In the case of a debtor whose income is higher than the median, the court will be required to apply an income-based test to measure the individual’s ability to repay a substantial portion of the debt. If the debtor is able to pay a minimum of $100 a month for five years, purportedly he will be forced into Chapter 13 and put on a repayment schedule. The reform also requires that a debtor meet with a credit counselor before filing for bankruptcy to determine what non-bankruptcy options there might be.
“The idea there is more to make sure the debtor is making an informed decision,” Hughes explained. He said the reforms do not fundamentally change the underlying principles of bankruptcy — that the debtor is to receive a chance to “catch his or her breath” and get a fresh start through administration of the bankruptcy laws.
“The objective in the context of the classic Chapter 7 bankruptcy proceeding is that the debtor is still entitled to a discharge of his or her pre-petition debt unless there is an exception,” Hughes observed. “There’s a little bit of whittling away of that, but as a general proposition it’s still the same concept.”
Generally, what has changed is that the amended law gives the various interested parties — the secured type creditors or lessors — more advantage in the bankruptcy process, he noted.
With all individual filings, a “tremendous” amount of documents will have to be produced within a very short time of filing, unlike the old bankruptcy law, Andersen pointed out.
“This is going to be very expensive. Even for the simplest of cases, fees are going to go up, because the attorney is going to have to spend a lot more time with the debtor and the client going through voluminous records and documents.”
Wardrop said the new law wasn’t designed to have an impact on Chapter 11 business bankruptcies, but it will — and it will be far greater than most people were led to believe.
Though the qualifications for Chapter 11 haven’t changed, there’s a whole new provision for small business bankruptcies in the code, and the legislation is going to make Chapter 11 a little more difficult to administer, Wardrop said. Under the old code, there was a small business plan, but almost everybody opted out, which they could do automatically, he explained.
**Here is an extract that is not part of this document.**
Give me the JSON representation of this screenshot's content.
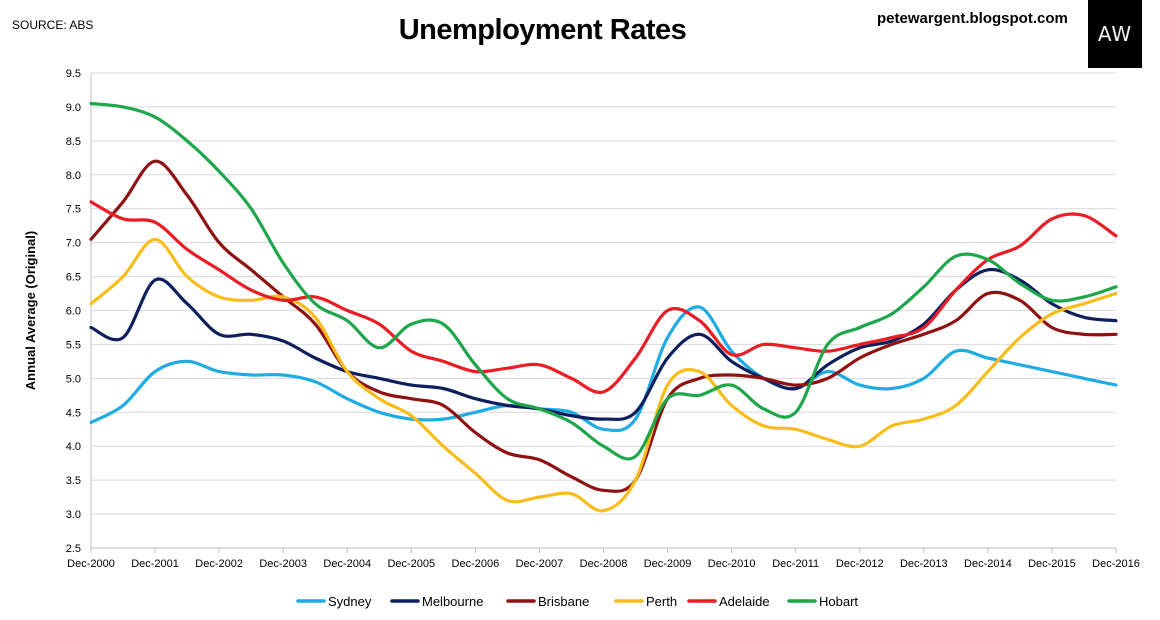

Under the amended code the debtor company can only opt out with the court’s permission.
“It may be harder for them because they’ll be under stricter time deadlines than the normal Chapter 11,” he noted. So tighter deadlines and greater scrutiny applied under the new law may make it more difficult to reorganize under Chapter 11. The law takes away much of the court’s discretion, as well, Wardrop pointed out.
“Under the old code there were no absolute guidelines. The court could extend time periods for good cause. The new provisions — especially in the small business area — set absolute deadlines that neither the court, nor the parties themselves, are able to extend.
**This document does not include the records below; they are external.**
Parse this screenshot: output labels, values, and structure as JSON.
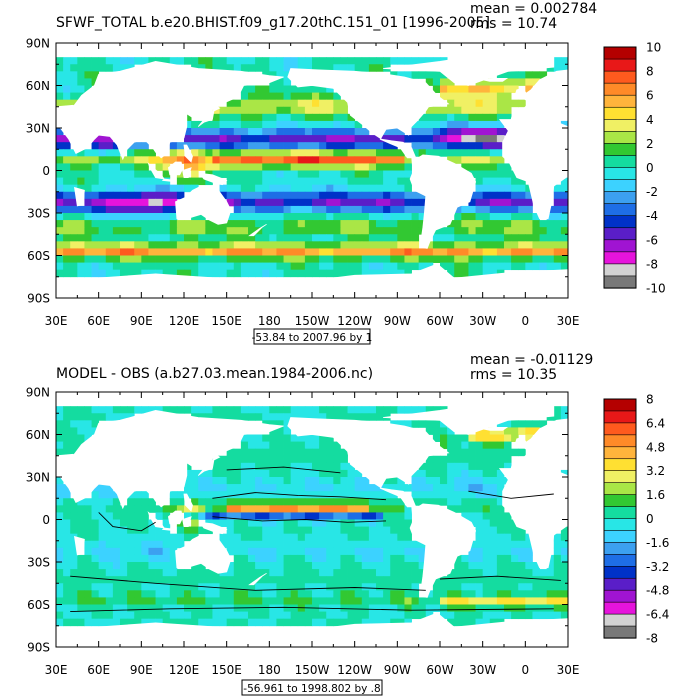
{
  "panels": [
    {
      "title": "SFWF_TOTAL b.e20.BHIST.f09_g17.20thC.151_01 [1996-2005]",
      "stats": {
        "mean": "mean = 0.002784",
        "rms": "rms = 10.74"
      },
      "range_label": "-53.84 to 2007.96 by 1",
      "contours": false
    },
    {
      "title": "MODEL - OBS (a.b27.03.mean.1984-2006.nc)",
      "stats": {
        "mean": "mean = -0.01129",
        "rms": "rms = 10.35"
      },
      "range_label": "-56.961 to 1998.802 by .8",
      "contours": true
    }
  ],
  "chart_data": [
    {
      "type": "heatmap",
      "title": "SFWF_TOTAL b.e20.BHIST.f09_g17.20thC.151_01 [1996-2005]",
      "x_ticks": [
        "30E",
        "60E",
        "90E",
        "120E",
        "150E",
        "180",
        "150W",
        "120W",
        "90W",
        "60W",
        "30W",
        "0",
        "30E"
      ],
      "y_ticks": [
        "90N",
        "60N",
        "30N",
        "0",
        "30S",
        "60S",
        "90S"
      ],
      "xlim": [
        30,
        390
      ],
      "ylim": [
        -90,
        90
      ],
      "colorbar": {
        "labels": [
          "10",
          "8",
          "6",
          "4",
          "2",
          "0",
          "-2",
          "-4",
          "-6",
          "-8",
          "-10"
        ],
        "colors": [
          "#b40000",
          "#e81818",
          "#ff5a1e",
          "#ff8a28",
          "#ffb43c",
          "#ffe032",
          "#f0f064",
          "#aae646",
          "#32c832",
          "#14dca0",
          "#28e6e6",
          "#3cd2ff",
          "#3ca0f0",
          "#1e6ee6",
          "#0032c8",
          "#5a1ec8",
          "#a014d2",
          "#e614dc",
          "#d2d2d2",
          "#787878"
        ]
      },
      "stats": {
        "mean": 0.002784,
        "rms": 10.74
      }
    },
    {
      "type": "heatmap",
      "title": "MODEL - OBS (a.b27.03.mean.1984-2006.nc)",
      "x_ticks": [
        "30E",
        "60E",
        "90E",
        "120E",
        "150E",
        "180",
        "150W",
        "120W",
        "90W",
        "60W",
        "30W",
        "0",
        "30E"
      ],
      "y_ticks": [
        "90N",
        "60N",
        "30N",
        "0",
        "30S",
        "60S",
        "90S"
      ],
      "xlim": [
        30,
        390
      ],
      "ylim": [
        -90,
        90
      ],
      "colorbar": {
        "labels": [
          "8",
          "6.4",
          "4.8",
          "3.2",
          "1.6",
          "0",
          "-1.6",
          "-3.2",
          "-4.8",
          "-6.4",
          "-8"
        ],
        "colors": [
          "#b40000",
          "#e81818",
          "#ff5a1e",
          "#ff8a28",
          "#ffb43c",
          "#ffe032",
          "#f0f064",
          "#aae646",
          "#32c832",
          "#14dca0",
          "#28e6e6",
          "#3cd2ff",
          "#3ca0f0",
          "#1e6ee6",
          "#0032c8",
          "#5a1ec8",
          "#a014d2",
          "#e614dc",
          "#d2d2d2",
          "#787878"
        ]
      },
      "stats": {
        "mean": -0.01129,
        "rms": 10.35
      }
    }
  ]
}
“The law really is not friendly towards small businesses; it puts increased pressure on them,” Wardrop continued. “The process was fairly user friendly before — the courts and the trustees and the debtors had reached a very good compromise on what had to be provided. Now the new code absolutely mandates certain documents, some of which debtors may not have.”
Hughes said there has been an effort to identify small businesses— businesses with non- contingent liquidated debt of less than $2 million — and specifically, small businesses that seek relief in Chapter 11.
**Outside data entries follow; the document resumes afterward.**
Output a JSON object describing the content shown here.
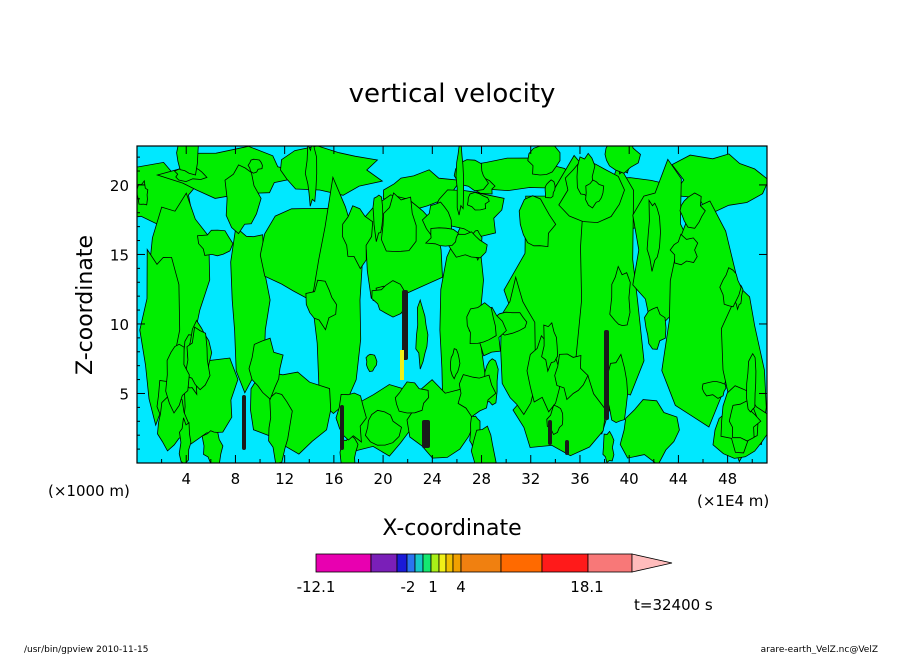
{
  "chart_data": {
    "type": "heatmap",
    "title": "vertical velocity",
    "xlabel": "X-coordinate",
    "ylabel": "Z-coordinate",
    "x_unit_left": "(×1000 m)",
    "x_unit_right": "(×1E4 m)",
    "xlim": [
      0,
      51.2
    ],
    "ylim": [
      0,
      22.8
    ],
    "x_ticks": [
      "4",
      "8",
      "12",
      "16",
      "20",
      "24",
      "28",
      "32",
      "36",
      "40",
      "44",
      "48"
    ],
    "y_ticks": [
      "5",
      "10",
      "15",
      "20"
    ],
    "colorbar": {
      "labels": [
        "-12.1",
        "-2",
        "1",
        "4",
        "18.1"
      ],
      "colors": [
        "#e800b0",
        "#7a1fb8",
        "#1a1ad8",
        "#2b74f0",
        "#16c8c8",
        "#14e870",
        "#a8f018",
        "#f0f018",
        "#f0c000",
        "#f0a000",
        "#f08010",
        "#ff6a00",
        "#ff1a1a",
        "#f87878",
        "#ffbcbc"
      ]
    },
    "time_label": "t=32400 s",
    "footer_left": "/usr/bin/gpview   2010-11-15",
    "footer_right": "arare-earth_VelZ.nc@VelZ",
    "field_colors": {
      "background": "#00e8ff",
      "positive": "#00ee00",
      "extreme": "#1a1a1a",
      "yellow": "#f0f018"
    }
  }
}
“To the extent that there will be an impact, it will be with regard to this type of a small business, which would be a pretty significant number of businesses in this area that would be seeking relief,” Hughes said. “What I can’t tell you is what exactly are the limitations or restrictions that are going to be imposed upon them, because I haven’t looked at that aspect that closely. Apart from that, I haven’t seen any potential adverse impact.”
The bankruptcy reform is considered “creditor friendly,” because it’s supposed to make it easier for creditors to collect on debt. The U.S. Chamber of Commerce estimates American businesses are forced to absorb nearly $40 billion in unpaid bills every year due to bankruptcy filings.
Andersen said the reform doesn’t just make a Chapter 7 tougher for many people, it makes a Chapter 13 tougher for everyone. “I think there is going to be less money paid back to creditors under this law. The law is tough on Chapter 13 debtors, which means the millions or billions of dollars paid back to creditors in Chapter 13 will likely drop in the long run.”
Wardrop thinks creditors may be slightly better off under the reform, but that as a whole it won’t be that beneficial to them.
“The real people they’re going after will find a way around it,” he added. He thinks that over time, the reform may reduce the number of personal bankruptcy filings somewhat but doesn’t think it will have much, if any, affect on the volume of business bankruptcy filings.
As Hughes put it: “There certainly are provisions that have been enacted which would seem to me to create disincentives for filing a Chapter 7. Whether that’s going to have a material effect, who knows? It really is irrelevant what the bankruptcy judges think about the code. It will be the law of the land, and I, as well as the other judges, will enforce what Congress has enacted.”